A mes frères de souffrance, de combat et d’espoir,
Aux prolétaires, avec ou sans papiers,

Nous souffrons de faim et de soif,
Nous crevons de misère
Et, plus encore, d’absence de liberté et d’indignité,
Nous crevons d’envie de vous dire : allez vous en !
En vous offrant nos derniers habits,
De ces haillons, portés de père en fils,
Par des esclaves, simplement des prolétaires,
Pour que vous, nos exploiteurs,
Vous essuyez, avec vos mains pleines de sang,
De vos sueurs faites de haine et de mépris pour les travailleurs !

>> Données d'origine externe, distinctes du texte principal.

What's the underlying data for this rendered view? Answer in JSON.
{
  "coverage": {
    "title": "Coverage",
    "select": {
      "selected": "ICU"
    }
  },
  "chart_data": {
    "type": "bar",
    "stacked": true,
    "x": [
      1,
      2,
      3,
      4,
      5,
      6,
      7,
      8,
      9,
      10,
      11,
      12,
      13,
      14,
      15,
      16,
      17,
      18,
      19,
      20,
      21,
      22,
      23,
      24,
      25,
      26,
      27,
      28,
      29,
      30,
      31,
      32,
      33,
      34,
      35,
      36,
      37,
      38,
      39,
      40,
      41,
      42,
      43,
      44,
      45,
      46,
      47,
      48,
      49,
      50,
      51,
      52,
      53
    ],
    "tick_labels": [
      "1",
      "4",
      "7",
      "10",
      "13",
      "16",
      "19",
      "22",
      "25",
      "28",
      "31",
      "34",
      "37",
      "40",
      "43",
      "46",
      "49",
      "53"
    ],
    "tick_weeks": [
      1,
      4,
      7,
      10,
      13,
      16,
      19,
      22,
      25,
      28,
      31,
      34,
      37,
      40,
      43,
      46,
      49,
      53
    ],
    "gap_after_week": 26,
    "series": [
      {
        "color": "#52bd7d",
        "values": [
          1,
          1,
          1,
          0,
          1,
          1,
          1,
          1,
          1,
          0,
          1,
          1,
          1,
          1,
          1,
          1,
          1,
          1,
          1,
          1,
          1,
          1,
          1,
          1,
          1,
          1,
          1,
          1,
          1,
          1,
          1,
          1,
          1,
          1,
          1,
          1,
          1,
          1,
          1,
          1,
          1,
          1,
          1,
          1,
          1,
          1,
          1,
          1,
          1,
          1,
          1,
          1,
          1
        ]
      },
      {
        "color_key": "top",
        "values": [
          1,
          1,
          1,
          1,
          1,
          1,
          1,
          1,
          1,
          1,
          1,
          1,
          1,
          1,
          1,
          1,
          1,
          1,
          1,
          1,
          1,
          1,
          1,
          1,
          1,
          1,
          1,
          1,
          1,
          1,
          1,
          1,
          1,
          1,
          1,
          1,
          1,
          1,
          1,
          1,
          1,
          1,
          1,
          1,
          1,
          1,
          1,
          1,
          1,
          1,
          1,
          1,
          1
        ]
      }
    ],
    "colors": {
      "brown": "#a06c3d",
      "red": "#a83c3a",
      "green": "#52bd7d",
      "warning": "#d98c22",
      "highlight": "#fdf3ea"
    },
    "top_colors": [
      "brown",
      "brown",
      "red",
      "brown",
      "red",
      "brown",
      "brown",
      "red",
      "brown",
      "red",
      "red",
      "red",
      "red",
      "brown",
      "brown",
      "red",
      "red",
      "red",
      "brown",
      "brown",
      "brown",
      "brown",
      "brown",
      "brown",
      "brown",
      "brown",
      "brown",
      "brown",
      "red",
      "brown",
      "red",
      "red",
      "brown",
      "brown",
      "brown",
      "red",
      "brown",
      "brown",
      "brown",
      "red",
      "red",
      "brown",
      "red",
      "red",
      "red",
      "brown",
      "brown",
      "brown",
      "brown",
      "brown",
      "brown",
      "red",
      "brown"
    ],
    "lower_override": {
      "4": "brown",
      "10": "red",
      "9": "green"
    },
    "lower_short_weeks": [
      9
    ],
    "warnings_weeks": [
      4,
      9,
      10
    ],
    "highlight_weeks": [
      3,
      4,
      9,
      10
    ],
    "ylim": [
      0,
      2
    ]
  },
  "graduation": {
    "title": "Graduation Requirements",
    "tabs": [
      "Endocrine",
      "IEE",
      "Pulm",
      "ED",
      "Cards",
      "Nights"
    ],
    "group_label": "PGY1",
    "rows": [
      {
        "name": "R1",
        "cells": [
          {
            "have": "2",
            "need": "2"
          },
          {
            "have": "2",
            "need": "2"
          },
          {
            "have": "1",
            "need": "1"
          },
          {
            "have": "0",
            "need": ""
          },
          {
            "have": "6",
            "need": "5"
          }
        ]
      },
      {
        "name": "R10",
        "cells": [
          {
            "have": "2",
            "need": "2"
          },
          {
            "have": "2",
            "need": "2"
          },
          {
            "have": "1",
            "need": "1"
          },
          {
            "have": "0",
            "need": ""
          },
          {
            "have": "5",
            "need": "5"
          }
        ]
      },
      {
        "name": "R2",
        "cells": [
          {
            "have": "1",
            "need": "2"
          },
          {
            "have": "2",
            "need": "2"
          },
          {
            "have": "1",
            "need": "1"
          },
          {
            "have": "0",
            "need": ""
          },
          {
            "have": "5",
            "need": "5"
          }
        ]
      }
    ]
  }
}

Alors, laissons nous manger du cas – cas,
Laissons nous, les sans-papiers, les sans-droits, les sans-asile,
Laissons nous brouter de l’herbe sauvage,
Mais par cette herbe, broutée à la sueur de nos fronts,
Incolore et inodore, à saveur de liberté
Et de fraternité (noir, blanc, jaune, bleu, etc),
Prolétaires du monde avec qui nous partageons le cas – cas de la souffrance !
Nous sommes des nègres, noirs et blancs,
Nous sommes des jaunes …
Mais nous sommes les prolétaires,
Nous ne voulons pas du racisme
Qui cherche à nous diviser.
Il n’y a pas de race sur la Terre,
Pas de division entre les hommes,
A part celle entre riches et pauvres, entre bourgeois et prolétaires.
Ils nous appellent les sans-papiers, les clandestins,
Mais, par delà, ces divisions mensongères,
Nous sommes tous des travailleurs !
Ils veulent faire de nous des miséreux, des assistés,
Mais nous sommes la force !
Nous sommes l’avenir !
En avant, mes amis, mes camarades, mes frères !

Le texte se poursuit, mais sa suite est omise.